The album begins with Tell ‘Em, and Kids, which are also album highlights. Were I forced to admit an impediment to the quality of this LP, it would ostensibly be the repetitiveness of the song structures. However, perhaps only two of the album’s eleven songs could reasonably be expected to conform to ideas of common pop song structure, while the other nine are essentially experiments in noise, which, though split into sections, are not beasts to be tamed and divided neatly. What’s more, at half an hour long, the album is never repetitive for long enough to be boring. Tell ‘Em features another comparatively meaningless lyric, offset by the band’s signature call and response style as the track flits between tuneless crunch guitar percussive noises, Krauss’s cherubic crooning, and some May-esque guitarmonies for good measure. Kids is equally tribal, featuring about three separate notes in the entire song. Over a positively invasive drum machine, synth, and whammy guitar combo, Krauss sings a lovely ditty about a visit to the beach with friends. Cute! The centrepiece of the song is the inclusion of a group of teenage girls, who opine:
“Did I ever need a vacation?
Just needed to get away for a while
- Shrill scream -
Wait, did I forget my sunglasses?
Nope – got ‘em!”
The use of a high-pitched scream as a percussive fill enjoys a marvellous recrudescence in penultimate number A/B Machines (yet another meaningless lyric – don’t say I got your hopes up in this department).
This album is all about discord. Krauss’s vocals just shouldn’t fit over Derek’s arrangements, but they do so beautifully. From section to section, the Pixies loud/soft dynamic shift technique is exploited to as great an extent as it could ever reasonably be.

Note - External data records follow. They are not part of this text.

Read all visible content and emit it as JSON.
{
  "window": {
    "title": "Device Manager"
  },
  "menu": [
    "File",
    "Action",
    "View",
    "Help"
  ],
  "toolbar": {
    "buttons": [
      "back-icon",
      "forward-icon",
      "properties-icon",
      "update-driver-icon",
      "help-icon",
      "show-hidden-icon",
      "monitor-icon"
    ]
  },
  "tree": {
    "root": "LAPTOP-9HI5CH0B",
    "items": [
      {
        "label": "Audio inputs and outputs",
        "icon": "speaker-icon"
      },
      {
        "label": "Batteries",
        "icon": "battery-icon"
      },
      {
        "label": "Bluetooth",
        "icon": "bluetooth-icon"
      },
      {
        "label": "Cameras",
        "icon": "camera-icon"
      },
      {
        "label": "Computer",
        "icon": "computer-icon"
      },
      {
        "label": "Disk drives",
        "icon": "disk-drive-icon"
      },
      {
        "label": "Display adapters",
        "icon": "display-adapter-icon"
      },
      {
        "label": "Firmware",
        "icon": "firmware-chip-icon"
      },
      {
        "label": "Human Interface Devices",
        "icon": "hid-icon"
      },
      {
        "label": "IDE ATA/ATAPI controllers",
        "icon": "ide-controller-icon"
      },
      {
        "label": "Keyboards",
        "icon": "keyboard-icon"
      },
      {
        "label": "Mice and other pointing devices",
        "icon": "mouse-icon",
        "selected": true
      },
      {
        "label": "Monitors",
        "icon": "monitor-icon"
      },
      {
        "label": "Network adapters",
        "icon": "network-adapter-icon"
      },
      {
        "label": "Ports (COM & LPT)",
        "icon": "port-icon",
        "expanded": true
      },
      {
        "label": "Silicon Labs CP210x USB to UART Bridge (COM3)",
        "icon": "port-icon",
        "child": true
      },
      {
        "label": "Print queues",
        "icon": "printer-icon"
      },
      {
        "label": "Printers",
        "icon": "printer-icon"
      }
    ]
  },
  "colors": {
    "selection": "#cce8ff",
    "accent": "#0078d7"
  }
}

This leads not only to abrasive walls of noise, but also to unexpected moments of exquisite and disarming beauty, as in the album closer and title track, a hard rock slow waltz about – you guessed it – nothing in particular, but which features a solo xylophone a few bars from the end.
The quietest moments on the record are a welcome break from the unrelenting vim and vitriol of the surrounding screams and squalls of mechanical noise. I used to think slow song #1 Rachel was a love song – “Rachel please, don’t play games with me”– but now that I actually feel like I have to get these lyrics right, I honestly can’t tell if it isn’t “Rachel please, don’t go to the beach”, which is a slightly strange opening gambit for a torturous ballad about longing. I’m much more certain about the lyrics on Rill Rill, a darling, bouncy song about feeling nervous around people you admire, featuring such lyrical gems (finally) as:
“Keep thinking ‘bout every straight face
Wonder what your boyfriend thinks about your braces
What about them?
I’m all about them!
Six such straight As,
And cut ‘em in the bathroom”
It’s no wonder that this instrumental is so much tamer than the rest of the album’s; it’s actually a sample from Can You Get to That? by Funkadelic.
Despite its pop strength and commercial potential as a rock ‘n’ roll alternative to club dance music, Sleigh Bells have never experienced the success they deserve. Treats, the truly standout LP of their discography, earns its rightful place in my neglected canon. As usual, don’t be afraid to examine their other work. Except for lead single It’s Just Us Now from their most recent LP Jessica Rabbit. Be very afraid of that one.